「……えと。何すか?」
頭を掻きながら訊ねる。
ベンチのある庇の下。
先ほど俺が座っていたベンチと全く一緒の格好だが、こちらは女子のエリア。
プールは一つしか無いので、4レーンずつちょうど真ん中で縦に真っ二つに、男子、女子と分かれていた。
「ちょっとすまないんだが」
女子を担当しているその体育教師が申し訳なさそうに言ってくる。
見た目爽やかだが、教育実習生っぽい、いかにも新米そうな頼り無さそうなその教師は、何やらおどおどと落ち着かない様子だった。

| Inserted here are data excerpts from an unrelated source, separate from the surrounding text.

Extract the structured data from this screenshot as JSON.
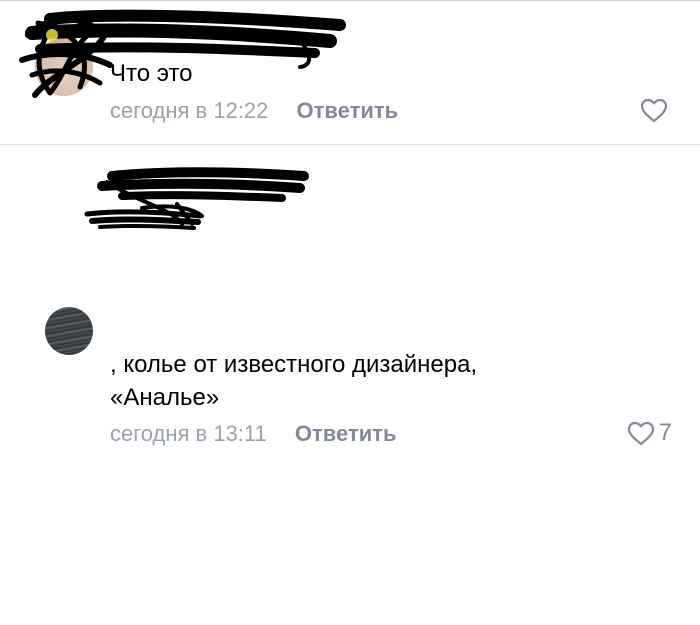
{
  "comments": [
    {
      "author": "",
      "text": "Что это",
      "time": "сегодня в 12:22",
      "reply_label": "Ответить",
      "likes": "",
      "icon": "heart-outline-icon"
    },
    {
      "author": "",
      "text": ", колье от известного дизайнера,\n«Аналье»",
      "time": "сегодня в 13:11",
      "reply_label": "Ответить",
      "likes": "7",
      "icon": "heart-outline-icon"
    }
  ],
  "colors": {
    "link": "#2a5885",
    "meta": "#99a2ad",
    "action": "#828a99",
    "divider": "#dcdde0",
    "redaction": "#000000"
  }
}
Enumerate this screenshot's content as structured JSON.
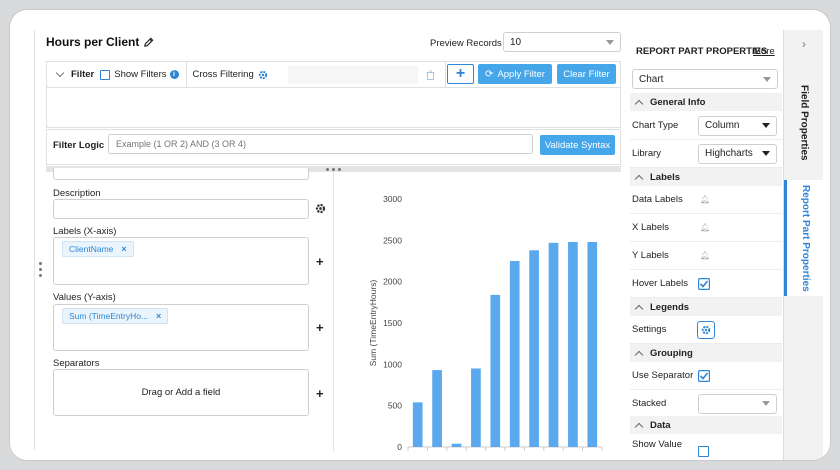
{
  "header": {
    "title": "Hours per Client",
    "preview_label": "Preview Records",
    "preview_value": "10"
  },
  "filter": {
    "label": "Filter",
    "show_filters": "Show Filters",
    "cross_filtering": "Cross Filtering",
    "apply": "Apply Filter",
    "clear": "Clear Filter",
    "logic_label": "Filter Logic",
    "logic_placeholder": "Example (1 OR 2) AND (3 OR 4)",
    "validate": "Validate Syntax"
  },
  "fields": {
    "description_label": "Description",
    "labels_label": "Labels (X-axis)",
    "labels_chip": "ClientName",
    "values_label": "Values (Y-axis)",
    "values_chip": "Sum (TimeEntryHo...",
    "separators_label": "Separators",
    "separators_placeholder": "Drag or Add a field"
  },
  "chart_data": {
    "type": "bar",
    "ylabel": "Sum (TimeEntryHours)",
    "xlabel": "",
    "title": "",
    "ylim": [
      0,
      3000
    ],
    "yticks": [
      "3000",
      "2500",
      "2000",
      "1500",
      "1000",
      "500",
      "0"
    ],
    "values": [
      540,
      930,
      40,
      950,
      1840,
      2250,
      2380,
      2470,
      2480,
      2480
    ],
    "color": "#5aa9ee",
    "grid": false
  },
  "properties": {
    "heading": "REPORT PART PROPERTIES",
    "more": "More",
    "part_type": "Chart",
    "general_info": "General Info",
    "chart_type_label": "Chart Type",
    "chart_type_value": "Column",
    "library_label": "Library",
    "library_value": "Highcharts",
    "labels_header": "Labels",
    "data_labels": "Data Labels",
    "x_labels": "X Labels",
    "y_labels": "Y Labels",
    "hover_labels": "Hover Labels",
    "legends_header": "Legends",
    "settings": "Settings",
    "grouping_header": "Grouping",
    "use_separator": "Use Separator",
    "stacked": "Stacked",
    "data_header": "Data",
    "show_value": "Show Value"
  },
  "tabs": {
    "field_properties": "Field Properties",
    "report_part_properties": "Report Part Properties"
  },
  "colors": {
    "accent": "#2f86d6",
    "button": "#45a6ea"
  }
}
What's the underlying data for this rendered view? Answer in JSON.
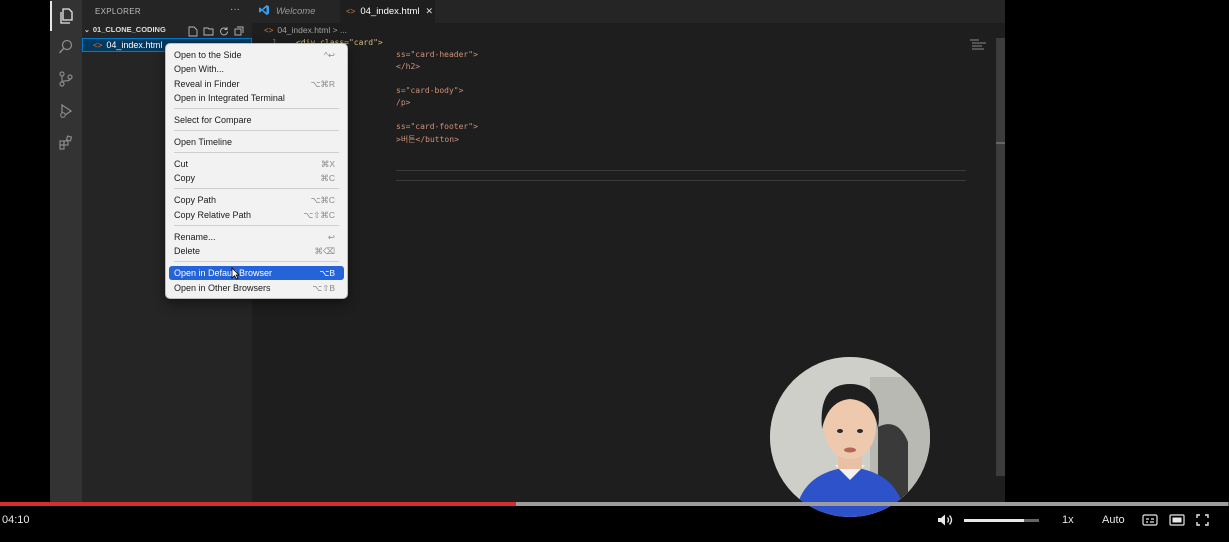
{
  "explorer": {
    "header": "EXPLORER",
    "more": "···",
    "folder": "01_CLONE_CODING",
    "file": "04_index.html"
  },
  "tabs": [
    {
      "label": "Welcome"
    },
    {
      "label": "04_index.html",
      "close": "✕"
    }
  ],
  "breadcrumb": "04_index.html > ...",
  "code": {
    "line1_no": "1",
    "line1": "<div class=\"card\">",
    "line2": "ss=\"card-header\">",
    "line3": "</h2>",
    "line4": "s=\"card-body\">",
    "line5": "/p>",
    "line6": "ss=\"card-footer\">",
    "line7": ">버튼</button>"
  },
  "context_menu": {
    "items": [
      {
        "label": "Open to the Side",
        "shortcut": "^↩"
      },
      {
        "label": "Open With...",
        "shortcut": ""
      },
      {
        "label": "Reveal in Finder",
        "shortcut": "⌥⌘R"
      },
      {
        "label": "Open in Integrated Terminal",
        "shortcut": ""
      },
      {
        "label": "Select for Compare",
        "shortcut": ""
      },
      {
        "label": "Open Timeline",
        "shortcut": ""
      },
      {
        "label": "Cut",
        "shortcut": "⌘X"
      },
      {
        "label": "Copy",
        "shortcut": "⌘C"
      },
      {
        "label": "Copy Path",
        "shortcut": "⌥⌘C"
      },
      {
        "label": "Copy Relative Path",
        "shortcut": "⌥⇧⌘C"
      },
      {
        "label": "Rename...",
        "shortcut": "↩"
      },
      {
        "label": "Delete",
        "shortcut": "⌘⌫"
      },
      {
        "label": "Open in Default Browser",
        "shortcut": "⌥B"
      },
      {
        "label": "Open in Other Browsers",
        "shortcut": "⌥⇧B"
      }
    ]
  },
  "video": {
    "time": "04:10",
    "speed": "1x",
    "quality": "Auto",
    "progress_fraction": 0.42,
    "buffer_fraction": 0.999,
    "volume_fraction": 0.8
  },
  "colors": {
    "progress": "#d62e2e",
    "menu_highlight": "#2563d8",
    "vscode_accent": "#007acc"
  }
}
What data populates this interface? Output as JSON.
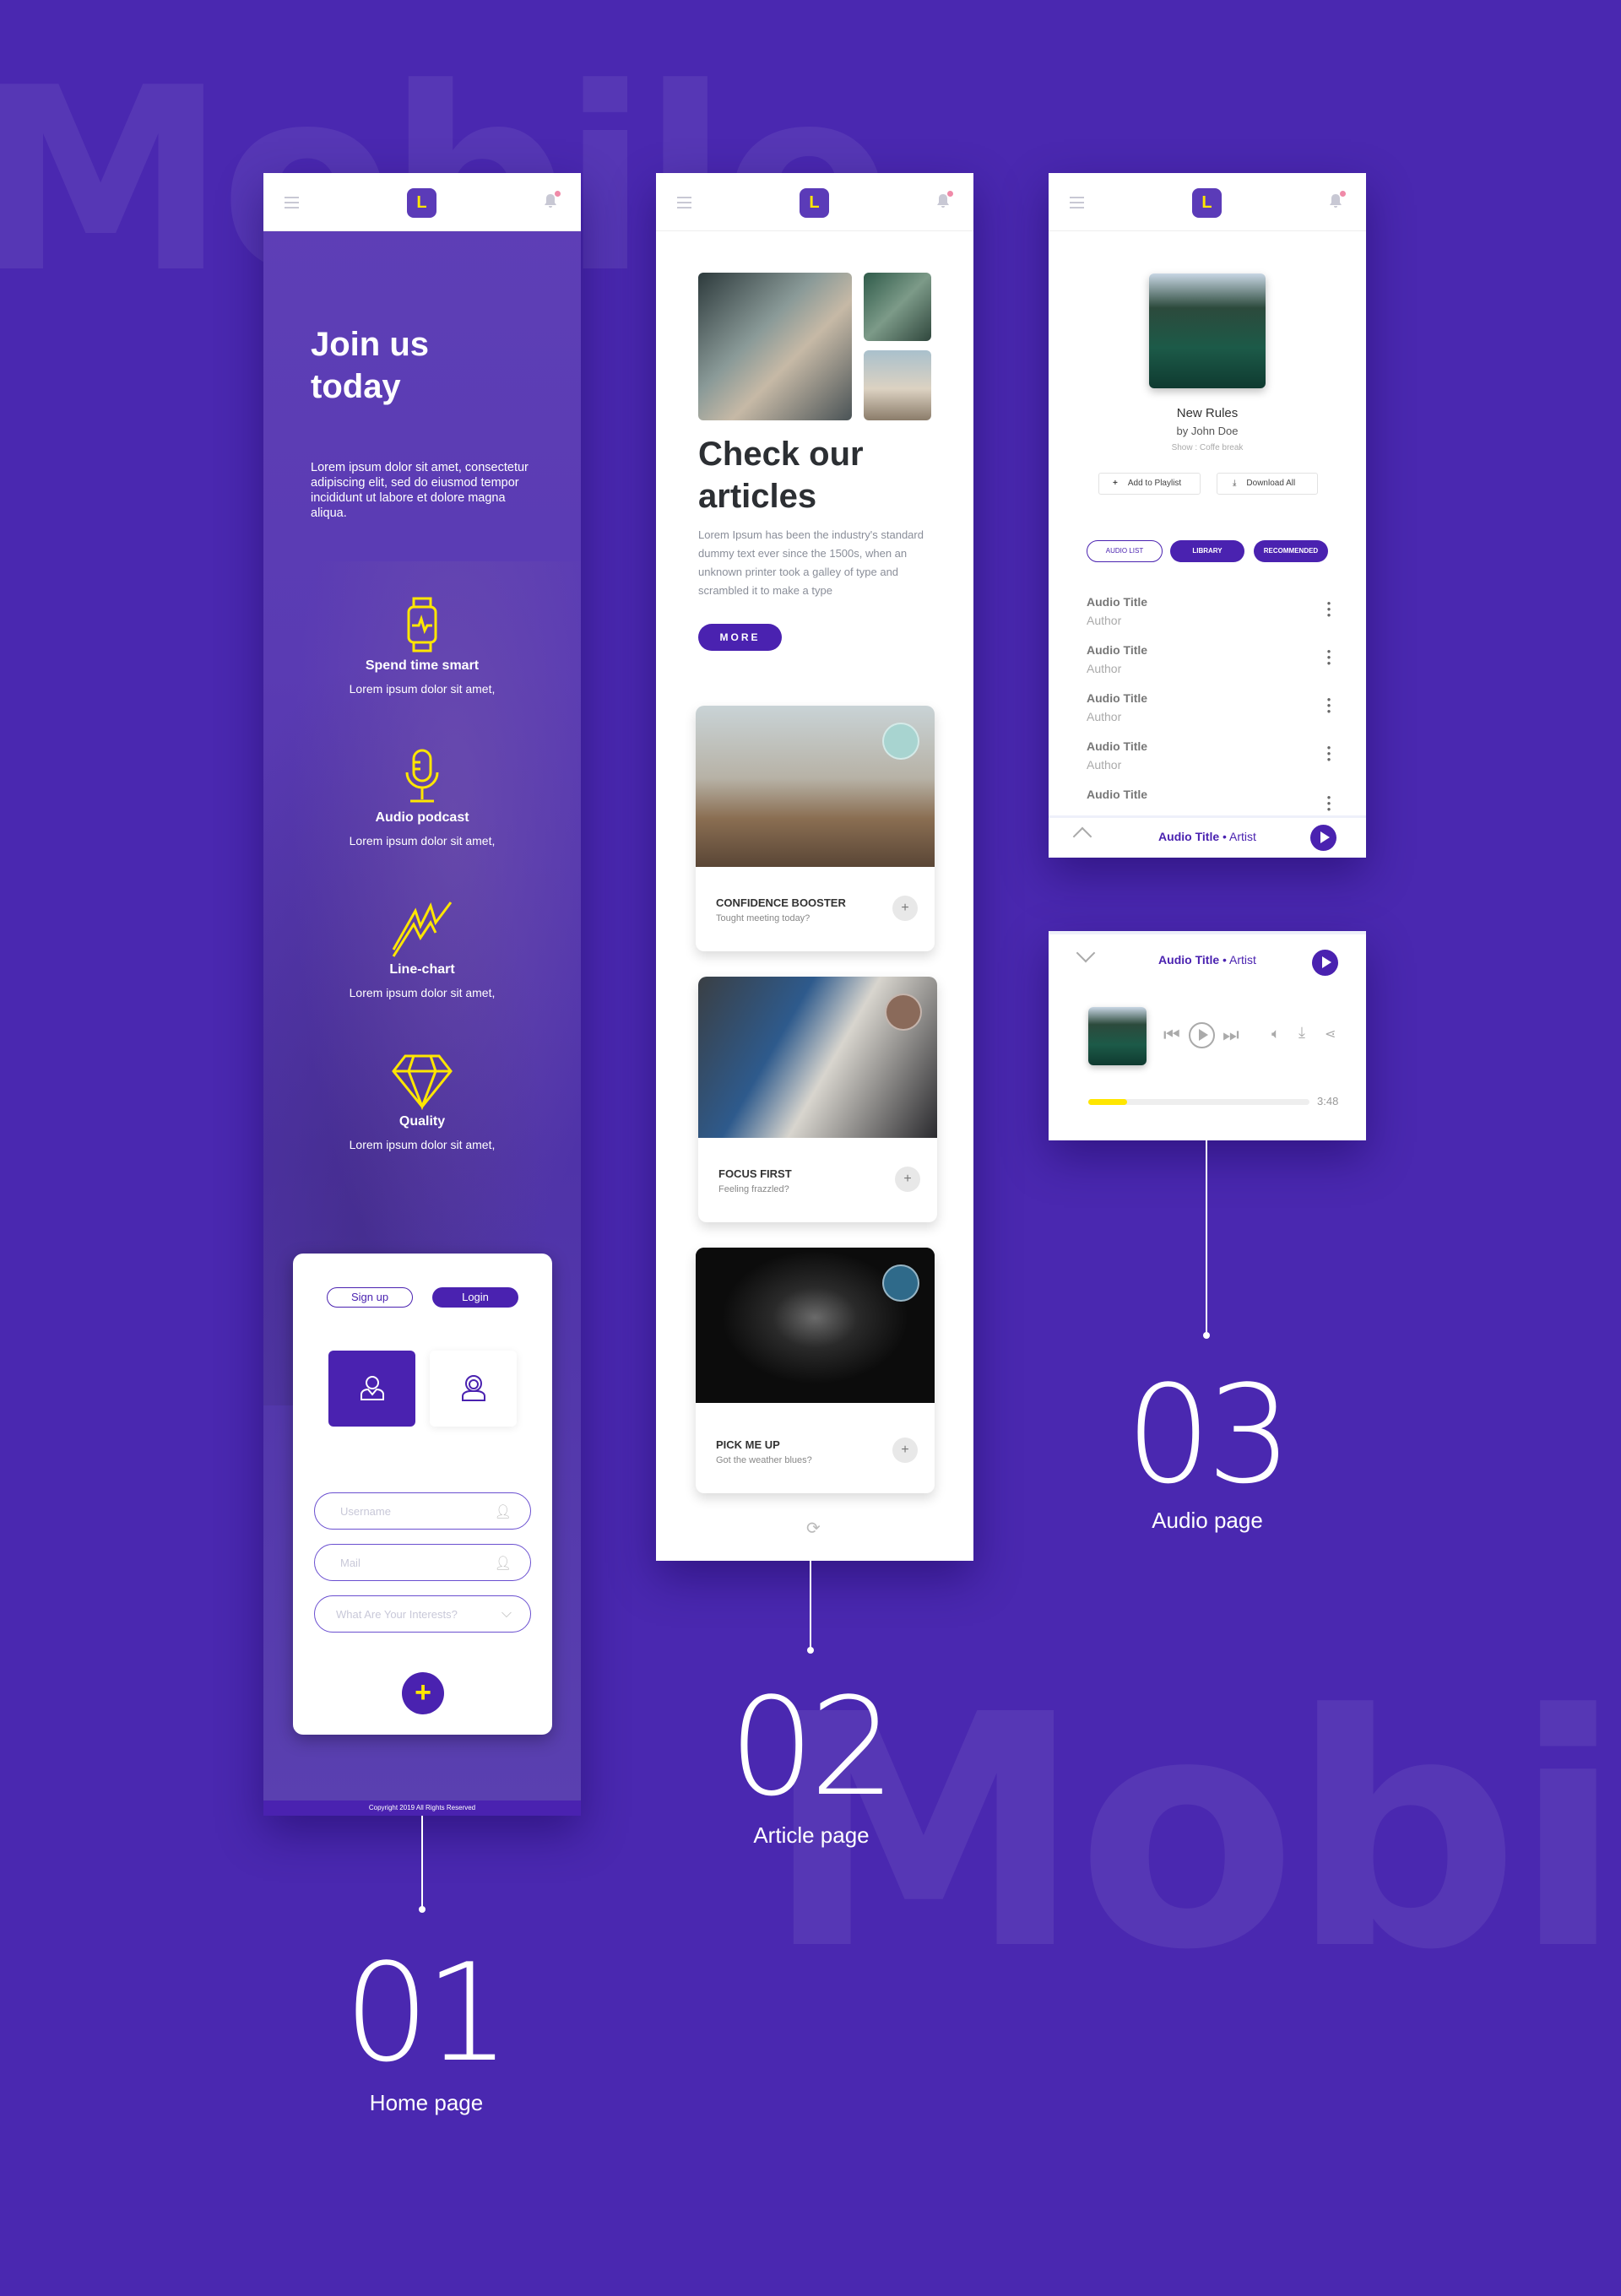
{
  "watermark": "Mobile",
  "colors": {
    "background": "#4a28b0",
    "primary": "#4a22b0",
    "accent": "#ffe600",
    "notification": "#f08aa8"
  },
  "header": {
    "logo_letter": "L",
    "menu_icon": "hamburger-icon",
    "bell_icon": "bell-icon"
  },
  "sections": [
    {
      "number": "01",
      "label": "Home page"
    },
    {
      "number": "02",
      "label": "Article page"
    },
    {
      "number": "03",
      "label": "Audio page"
    }
  ],
  "home": {
    "title_line1": "Join us",
    "title_line2": "today",
    "intro": "Lorem ipsum dolor sit amet, consectetur adipiscing elit, sed do eiusmod tempor  incididunt ut labore et dolore magna aliqua.",
    "features": [
      {
        "icon": "smartwatch-icon",
        "title": "Spend time smart",
        "text": "Lorem ipsum dolor sit amet,"
      },
      {
        "icon": "microphone-icon",
        "title": "Audio podcast",
        "text": "Lorem ipsum dolor sit amet,"
      },
      {
        "icon": "line-chart-icon",
        "title": "Line-chart",
        "text": "Lorem ipsum dolor sit amet,"
      },
      {
        "icon": "diamond-icon",
        "title": "Quality",
        "text": "Lorem ipsum dolor sit amet,"
      }
    ],
    "form": {
      "signup": "Sign up",
      "login": "Login",
      "username_placeholder": "Username",
      "mail_placeholder": "Mail",
      "interests_placeholder": "What Are Your Interests?",
      "submit": "+"
    },
    "copyright": "Copyright 2019 All Rights Reserved"
  },
  "articles": {
    "title_line1": "Check our",
    "title_line2": "articles",
    "text": "Lorem Ipsum has been the industry's standard dummy text ever since the 1500s, when an unknown printer took a galley of type and scrambled it to make a type",
    "more": "MORE",
    "cards": [
      {
        "title": "CONFIDENCE BOOSTER",
        "subtitle": "Tought meeting today?"
      },
      {
        "title": "FOCUS FIRST",
        "subtitle": "Feeling frazzled?"
      },
      {
        "title": "PICK ME UP",
        "subtitle": "Got the weather blues?"
      }
    ]
  },
  "audio": {
    "album_title": "New Rules",
    "by": "by John Doe",
    "show": "Show : Coffe break",
    "add_playlist": "Add to Playlist",
    "download_all": "Download All",
    "tabs": [
      "AUDIO LIST",
      "LIBRARY",
      "RECOMMENDED"
    ],
    "items": [
      {
        "title": "Audio Title",
        "author": "Author"
      },
      {
        "title": "Audio Title",
        "author": "Author"
      },
      {
        "title": "Audio Title",
        "author": "Author"
      },
      {
        "title": "Audio Title",
        "author": "Author"
      },
      {
        "title": "Audio Title",
        "author": ""
      }
    ],
    "now_playing": {
      "title": "Audio Title",
      "separator": " • ",
      "artist": "Artist"
    },
    "player": {
      "duration": "3:48",
      "progress_percent": 17.5
    }
  }
}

その宙を揺れ動く目がちらりとベンチに居座る女子生徒へと向けられる。
「白石を保健室に連れて行ってやってくれないか」
「……はい?」
怪訝な俺の返事にさらにたじろぐように教師は視線を揺らす。
「熱があるらしくてフラフラなんだが、保健委員が連れて行こうとしても頑として動かないんだ。守谷じゃないと駄目だと言い張って…」
「……はぁ」
その教師のあまりのふがいなさに半ば呆れつつ、「そんな事を言われましても…」
「あーっ!シュン!!」
その傍から弾けるような声が聞こえた。
見るまでも無い。
この声の主はあの人しかいない。
「うれしーっシュン!」
ふにゃふにゃ笑いながら言う白石さん。
確かに熱があるみたいで頬が赤い。
声は若干鼻にかかってこもっている感じだが、元気はある。
今日は珍しくも眼鏡をかけていた。
彼女は満面の笑みを俺に向け、
「保健室連れてってー」
座ったまま両腕を広げて無邪気に言ってくる。
「抱っこしてーおんぶしてー連れてってー」
親にねだる子供のように甘えてくる。
風邪というより何か酔っ払いっぽい。
でもどことなく体がフラフラ揺れているところを見るからに、相当熱があるような感じだ。